Hide your liver along with other meat and flavors, for instance this delicious burger recipe from Strictly Delicious is made with grass fed beef liver, as well as grass fed beef and bacon. Yum!
Another place to hide the liver is in a Meat loaf. This meatloaf recipe from the nourished caveman is a beautiful marriage between a traditional meatloaf and liver pate.
Or incorporate this Paleo liver pate from Paleo Leap, with Paleo crackers as a nutritious midday snack.
Give liver another try, you will not regret it.
2. Eat a rainbow
So of course that sounds very vague. But to translate, at every meal have a look at your plate and notice the colors on your plate. Effectively to be getting in a broad amount of nutrients on a regular basis we should be eating colorful foods (vegetables and fruits) with every meal or snack.
The amazing thing about the colors found in nature is that they are a signal to us in terms of their nutrient content. The deeper and more vibrant the color, the more potent and concentrated the antioxidants and nutrients found in the food. Think beetroot and berries, the color is so concentrated that they even stain our fingers.

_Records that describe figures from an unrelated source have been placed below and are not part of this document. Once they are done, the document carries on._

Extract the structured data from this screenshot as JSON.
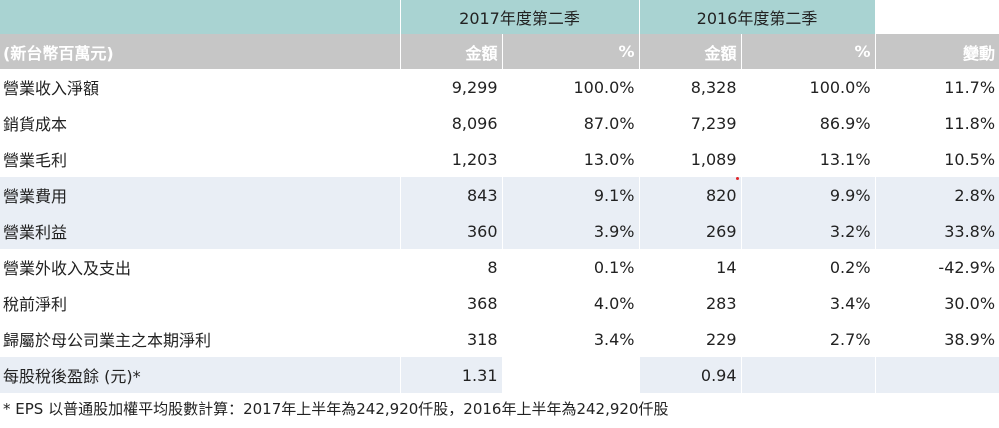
{
  "table": {
    "period_headers": [
      "2017年度第二季",
      "2016年度第二季"
    ],
    "unit_label": "(新台幣百萬元)",
    "col_amount": "金額",
    "col_pct": "%",
    "col_change": "變動",
    "rows": [
      {
        "label": "營業收入淨額",
        "a2017": "9,299",
        "p2017": "100.0%",
        "a2016": "8,328",
        "p2016": "100.0%",
        "change": "11.7%"
      },
      {
        "label": "銷貨成本",
        "a2017": "8,096",
        "p2017": "87.0%",
        "a2016": "7,239",
        "p2016": "86.9%",
        "change": "11.8%"
      },
      {
        "label": "營業毛利",
        "a2017": "1,203",
        "p2017": "13.0%",
        "a2016": "1,089",
        "p2016": "13.1%",
        "change": "10.5%"
      },
      {
        "label": "營業費用",
        "a2017": "843",
        "p2017": "9.1%",
        "a2016": "820",
        "p2016": "9.9%",
        "change": "2.8%"
      },
      {
        "label": "營業利益",
        "a2017": "360",
        "p2017": "3.9%",
        "a2016": "269",
        "p2016": "3.2%",
        "change": "33.8%"
      },
      {
        "label": "營業外收入及支出",
        "a2017": "8",
        "p2017": "0.1%",
        "a2016": "14",
        "p2016": "0.2%",
        "change": "-42.9%"
      },
      {
        "label": "稅前淨利",
        "a2017": "368",
        "p2017": "4.0%",
        "a2016": "283",
        "p2016": "3.4%",
        "change": "30.0%"
      },
      {
        "label": "歸屬於母公司業主之本期淨利",
        "a2017": "318",
        "p2017": "3.4%",
        "a2016": "229",
        "p2016": "2.7%",
        "change": "38.9%"
      },
      {
        "label": "每股稅後盈餘 (元)*",
        "a2017": "1.31",
        "p2017": "",
        "a2016": "0.94",
        "p2016": "",
        "change": ""
      }
    ]
  },
  "footnote": "* EPS 以普通股加權平均股數計算：2017年上半年為242,920仟股，2016年上半年為242,920仟股",
  "colors": {
    "header_teal": "#a9d3d2",
    "subheader_gray": "#c6c6c6",
    "row_shade": "#e9eef5",
    "marker_red": "#e0262a"
  }
}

Smoothies are a great way of getting in a broad range of nutrients that we wouldn’t normally eat around that time (Spinach in the morning?).
3. Wild Salmon
This beautifully colored fish is pure brain food. Salmon is full of Omega 3 fatty acids, the essential fatty acid your body does not produce and can only get from external sources.

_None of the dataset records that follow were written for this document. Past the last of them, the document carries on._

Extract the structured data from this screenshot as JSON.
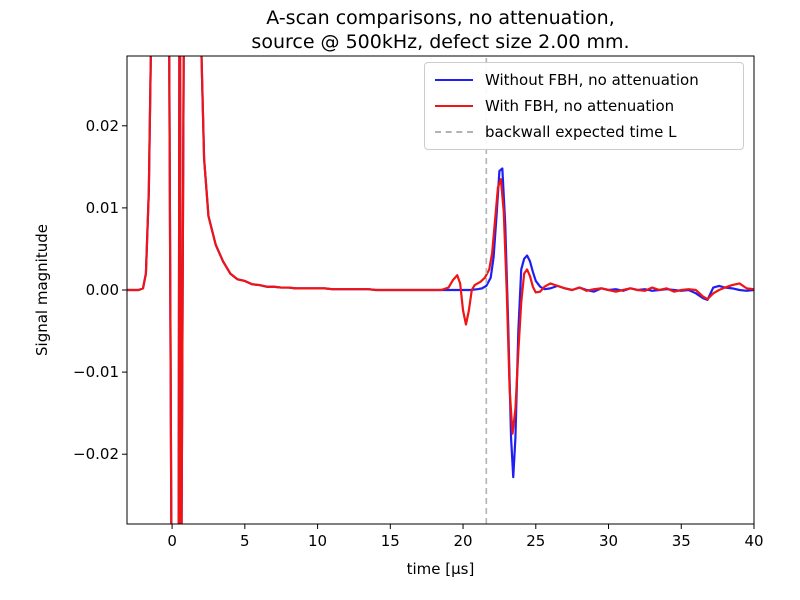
{
  "chart_data": {
    "type": "line",
    "title_lines": [
      "A-scan comparisons, no attenuation,",
      "source @ 500kHz, defect size 2.00 mm."
    ],
    "xlabel": "time [µs]",
    "ylabel": "Signal magnitude",
    "xlim": [
      -3.1,
      40
    ],
    "ylim": [
      -0.0285,
      0.0285
    ],
    "xticks": [
      0,
      5,
      10,
      15,
      20,
      25,
      30,
      35,
      40
    ],
    "xtick_labels": [
      "0",
      "5",
      "10",
      "15",
      "20",
      "25",
      "30",
      "35",
      "40"
    ],
    "yticks": [
      -0.02,
      -0.01,
      0.0,
      0.01,
      0.02
    ],
    "ytick_labels": [
      "−0.02",
      "−0.01",
      "0.00",
      "0.01",
      "0.02"
    ],
    "legend_position": "top-right",
    "series": [
      {
        "name": "Without FBH, no attenuation",
        "color": "#1f1ff5",
        "style": "solid",
        "x": [
          -3.1,
          -2.3,
          -2.0,
          -1.8,
          -1.6,
          -1.45,
          -1.35,
          -0.9,
          -0.4,
          -0.2,
          -0.05,
          0.1,
          0.3,
          0.45,
          0.5,
          0.55,
          0.6,
          0.65,
          0.8,
          1.2,
          1.7,
          2.0,
          2.2,
          2.5,
          3.0,
          3.5,
          4.0,
          4.5,
          5.0,
          5.5,
          6.0,
          6.5,
          7.0,
          7.5,
          8.0,
          8.5,
          9.0,
          9.5,
          10.0,
          10.5,
          11.0,
          11.5,
          12.0,
          12.5,
          13.0,
          13.5,
          14.0,
          14.5,
          15.0,
          15.5,
          16.0,
          16.5,
          17.0,
          17.5,
          18.0,
          18.5,
          19.0,
          19.5,
          20.0,
          20.5,
          21.0,
          21.3,
          21.6,
          21.9,
          22.1,
          22.3,
          22.5,
          22.7,
          22.9,
          23.1,
          23.3,
          23.45,
          23.6,
          23.8,
          24.0,
          24.2,
          24.4,
          24.6,
          24.8,
          25.0,
          25.3,
          25.6,
          26.0,
          26.5,
          27.0,
          27.5,
          28.0,
          28.5,
          29.0,
          29.5,
          30.0,
          30.5,
          31.0,
          31.5,
          32.0,
          32.5,
          33.0,
          33.5,
          34.0,
          34.5,
          35.0,
          35.5,
          36.0,
          36.5,
          36.8,
          37.2,
          37.6,
          38.0,
          38.5,
          39.0,
          39.5,
          40.0
        ],
        "y": [
          0.0,
          0.0,
          0.0002,
          0.002,
          0.012,
          0.03,
          0.03,
          0.03,
          0.03,
          0.03,
          -0.03,
          -0.03,
          -0.03,
          -0.03,
          0.03,
          0.03,
          -0.03,
          -0.03,
          0.03,
          0.03,
          0.03,
          0.03,
          0.016,
          0.009,
          0.0055,
          0.0035,
          0.002,
          0.0013,
          0.0011,
          0.0007,
          0.0006,
          0.0004,
          0.0004,
          0.0003,
          0.0003,
          0.0002,
          0.0002,
          0.0002,
          0.0002,
          0.0002,
          0.0001,
          0.0001,
          0.0001,
          0.0001,
          0.0001,
          0.0001,
          0.0,
          0.0,
          0.0,
          0.0,
          0.0,
          0.0,
          0.0,
          0.0,
          0.0,
          0.0,
          0.0,
          0.0,
          0.0,
          0.0,
          0.0001,
          0.0002,
          0.0005,
          0.0015,
          0.004,
          0.009,
          0.0145,
          0.0148,
          0.008,
          -0.004,
          -0.018,
          -0.0228,
          -0.018,
          -0.005,
          0.0025,
          0.0038,
          0.0042,
          0.0035,
          0.0022,
          0.0011,
          0.0004,
          0.0001,
          0.0002,
          0.0005,
          0.0002,
          0.0,
          0.0003,
          0.0,
          -0.0002,
          0.0002,
          0.0,
          0.0001,
          -0.0001,
          0.0002,
          0.0,
          0.0001,
          -0.0001,
          0.0,
          0.0001,
          0.0,
          -0.0001,
          0.0,
          -0.0004,
          -0.001,
          -0.0012,
          0.0003,
          0.0005,
          0.0003,
          0.0002,
          0.0,
          -0.0001,
          0.0
        ]
      },
      {
        "name": "With FBH, no attenuation",
        "color": "#f01414",
        "style": "solid",
        "x": [
          -3.1,
          -2.3,
          -2.0,
          -1.8,
          -1.6,
          -1.45,
          -1.35,
          -0.9,
          -0.4,
          -0.2,
          -0.05,
          0.1,
          0.3,
          0.45,
          0.5,
          0.55,
          0.6,
          0.65,
          0.8,
          1.2,
          1.7,
          2.0,
          2.2,
          2.5,
          3.0,
          3.5,
          4.0,
          4.5,
          5.0,
          5.5,
          6.0,
          6.5,
          7.0,
          7.5,
          8.0,
          8.5,
          9.0,
          9.5,
          10.0,
          10.5,
          11.0,
          11.5,
          12.0,
          12.5,
          13.0,
          13.5,
          14.0,
          14.5,
          15.0,
          15.5,
          16.0,
          16.5,
          17.0,
          17.5,
          18.0,
          18.5,
          19.0,
          19.3,
          19.6,
          19.8,
          20.0,
          20.2,
          20.4,
          20.6,
          20.8,
          21.0,
          21.2,
          21.5,
          21.8,
          22.0,
          22.2,
          22.4,
          22.6,
          22.8,
          23.0,
          23.2,
          23.4,
          23.6,
          23.8,
          24.0,
          24.2,
          24.4,
          24.6,
          24.8,
          25.0,
          25.3,
          25.6,
          26.0,
          26.5,
          27.0,
          27.5,
          28.0,
          28.5,
          29.0,
          29.5,
          30.0,
          30.5,
          31.0,
          31.5,
          32.0,
          32.5,
          33.0,
          33.5,
          34.0,
          34.5,
          35.0,
          35.5,
          36.0,
          36.5,
          36.8,
          37.2,
          37.6,
          38.0,
          38.5,
          39.0,
          39.5,
          40.0
        ],
        "y": [
          0.0,
          0.0,
          0.0002,
          0.002,
          0.012,
          0.03,
          0.03,
          0.03,
          0.03,
          0.03,
          -0.03,
          -0.03,
          -0.03,
          -0.03,
          0.03,
          0.03,
          -0.03,
          -0.03,
          0.03,
          0.03,
          0.03,
          0.03,
          0.016,
          0.009,
          0.0055,
          0.0035,
          0.002,
          0.0013,
          0.0011,
          0.0007,
          0.0006,
          0.0004,
          0.0004,
          0.0003,
          0.0003,
          0.0002,
          0.0002,
          0.0002,
          0.0002,
          0.0002,
          0.0001,
          0.0001,
          0.0001,
          0.0001,
          0.0001,
          0.0001,
          0.0,
          0.0,
          0.0,
          0.0,
          0.0,
          0.0,
          0.0,
          0.0,
          0.0,
          0.0,
          0.0003,
          0.0012,
          0.0018,
          0.0008,
          -0.0025,
          -0.0042,
          -0.0025,
          0.0,
          0.0006,
          0.0008,
          0.001,
          0.0015,
          0.0025,
          0.0045,
          0.0085,
          0.0125,
          0.0135,
          0.0095,
          0.0,
          -0.012,
          -0.0175,
          -0.0145,
          -0.0075,
          -0.0015,
          0.002,
          0.0025,
          0.0017,
          0.0004,
          -0.0003,
          -0.0002,
          0.0004,
          0.0008,
          0.0005,
          0.0002,
          0.0,
          0.0003,
          -0.0001,
          0.0001,
          0.0002,
          0.0,
          -0.0002,
          0.0,
          0.0002,
          0.0,
          -0.0001,
          0.0003,
          0.0,
          0.0002,
          -0.0002,
          0.0,
          0.0001,
          0.0,
          -0.0008,
          -0.0011,
          -0.0004,
          0.0,
          0.0003,
          0.0006,
          0.0008,
          0.0002,
          0.0001
        ]
      },
      {
        "name": "backwall expected time L",
        "color": "#b3b3b3",
        "style": "dashed",
        "x": [
          21.6,
          21.6
        ],
        "y": [
          -0.0285,
          0.0285
        ]
      }
    ]
  }
}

Omega 3’s aids the body in terms of lowering inflammation, reduces the risk of developing Alzheimer’s and depression and most importantly has a heart protective function (3).
Aside from omega 3’s, regular (wild caught) salmon is also an extremely healthy whole protein source.
We’ve put together 43 heavenly salmon recipes here.
Tip: When you feel like a change from salmon but are still seeking your omega 3’s, sardines and anchovies are the next best thing!
4. Egg yolks
Egg yolks have unfortunately been given a bad reputation over the years. In recent history it was thought that egg yolks could be detrimental to us in terms of their cholesterol content and raising our cholesterol. This theory has since been debunked (4). This is an absolute shame as the yolk of the egg is by far the most nutritious part of the egg. The benefits of eating eggs (yes daily) are numerous and can be the subject of an entire article.
Eggs are an amazing source of whole protein with several other nutrients present:
- Egg yolks are a rich source of Vitamin B12, this is more than 12% of your daily needs
- Eggs are rich in Selenium and choline which are vital for our health
- Choose Omega 3 enriched eggs to increase your dose of healthy fatty acids
- Egg yolks are packed with powerful immune boosting antioxidants
- Rich in our fat soluble A, D, E and K vitamins
Eggs for breakfast really are the best way to start the day.
Aside from being a delicious and necessary addition to any decent meal, garlic is more than just a herb.
Garlic comes from the same family as shallots,onion and leeks- the Allium family. Crushed garlic contains Allicin which is the key to the medicinal properties of garlic (5)
- Garlic helps us combat colds and flu
- Can reduce blood pressure
- Anti-clotting properties
- Anti- cancer properties
- Cholesterol lowering
The Allicin is only released when garlic is crushed when it is still raw. The good news is that only a clove or two a day is enough to reap the benefits of this incredible little herb.
This simple but satisfying recipe of roasted mushroom with shaved garlic is one way of getting in your daily dose of garlic.